Sementara itu Direktur Utama Bank BJB Yuddy Renaldi menyampaikan, pihaknya sejak awal berdiri di tahun 1961, Bank BJB terus melakukan inovasi dalam berbagai aksi korporasi untuk menunjang pertumbuhan bisnis. "Pada tahun 1991 kami menerbitkan obligasi untuk pertama kalinya. Pada tahun 2000 kami menjadi BPD pertama yang menjalankan sistem dual banking konvensional dan syariah dan tahun 2010 jadi BPD pertama yang menggelar IPO," ujarnya.
Dengan IPO tersebut, lanjut Yuddy, Bank BJB mampu berkembang hingga saat ini memiliki aset sebesar Rp160 Triliun. "Ini posisi Oktober 2021 dan adapun pada IPO kami melepas 25% saham kepada masyarakat. Awal tahun 2022 kami berencana untuk kembali menerbitkan lembar saham baru sebanyak 925 juta lembar melalui skema rights issue," katanya.
Lanjutnya, dengan dilepasnya 25% saham ke publik pada saat IPO, komposisi kepemilihan sahampun mengalami penyesuaian. "Hingga saat ini komposisi adalah 38,18 persen Pemerintah Provinsi Jawa Barat, 5,29 persen Pemerintah Provinsi Banten, 24,03 persen Pemerintah Kabupaten se-Jawa Barat, 7,87 persen Pemerintah Kabupaten se-Banten dan 24,64 persen dimiliki oleh masyarakat umum.
"Profil singkat ini terkait posisi Bank BJB ini, agar dapat menjadi gambaran dalam diskusi bersama dengan Bank Sumut," ujarnya.

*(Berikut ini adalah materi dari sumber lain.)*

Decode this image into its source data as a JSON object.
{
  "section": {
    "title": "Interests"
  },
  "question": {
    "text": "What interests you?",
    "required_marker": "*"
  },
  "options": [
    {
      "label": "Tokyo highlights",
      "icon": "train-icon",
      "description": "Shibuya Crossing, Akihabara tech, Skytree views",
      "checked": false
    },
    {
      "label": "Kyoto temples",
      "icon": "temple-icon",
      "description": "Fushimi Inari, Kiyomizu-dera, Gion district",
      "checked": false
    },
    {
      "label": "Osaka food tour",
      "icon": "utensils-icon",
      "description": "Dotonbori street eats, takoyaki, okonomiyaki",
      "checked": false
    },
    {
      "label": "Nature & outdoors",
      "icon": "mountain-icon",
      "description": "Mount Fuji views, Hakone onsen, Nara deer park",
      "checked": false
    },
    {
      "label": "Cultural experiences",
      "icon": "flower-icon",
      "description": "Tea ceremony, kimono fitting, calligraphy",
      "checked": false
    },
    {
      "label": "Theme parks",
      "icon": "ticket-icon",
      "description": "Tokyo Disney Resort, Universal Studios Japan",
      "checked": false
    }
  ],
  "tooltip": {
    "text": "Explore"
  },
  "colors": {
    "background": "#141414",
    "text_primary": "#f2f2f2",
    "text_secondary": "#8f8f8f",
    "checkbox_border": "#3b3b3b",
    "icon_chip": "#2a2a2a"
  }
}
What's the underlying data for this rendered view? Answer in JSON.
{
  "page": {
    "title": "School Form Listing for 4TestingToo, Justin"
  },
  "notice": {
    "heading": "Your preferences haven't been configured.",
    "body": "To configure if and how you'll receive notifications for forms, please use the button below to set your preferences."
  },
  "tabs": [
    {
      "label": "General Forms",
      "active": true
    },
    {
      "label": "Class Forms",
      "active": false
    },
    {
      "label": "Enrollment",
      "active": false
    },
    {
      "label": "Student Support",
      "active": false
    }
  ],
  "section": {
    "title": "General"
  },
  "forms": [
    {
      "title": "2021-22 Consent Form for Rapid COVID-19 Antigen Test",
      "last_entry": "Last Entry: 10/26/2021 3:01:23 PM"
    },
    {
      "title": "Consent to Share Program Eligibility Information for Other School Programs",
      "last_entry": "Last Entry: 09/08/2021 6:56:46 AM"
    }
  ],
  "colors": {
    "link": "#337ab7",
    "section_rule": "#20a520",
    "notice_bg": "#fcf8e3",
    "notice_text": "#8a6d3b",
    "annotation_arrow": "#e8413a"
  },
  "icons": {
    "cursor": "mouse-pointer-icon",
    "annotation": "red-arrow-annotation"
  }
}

Sementara itu, Wakil Gubernur Jawa Barat Uu Ruzhanul Ulum menambahkan, pihaknya mengaku bersyukur karena Bank BJB dijadikan Pemprov Sumut sebagai lokasi studi banding dan berharap membawa kebaikan untuk Jawa Barat dan juga Sumut. "Saya bangga dan syukur karena Bank BJB dianggap baik. Semoga ini membawa kebaikan untuk kita semua, PAD daerah meningkat bisa bantu meningkatkan ekonomi kerakyatan," ujarnya. (AY)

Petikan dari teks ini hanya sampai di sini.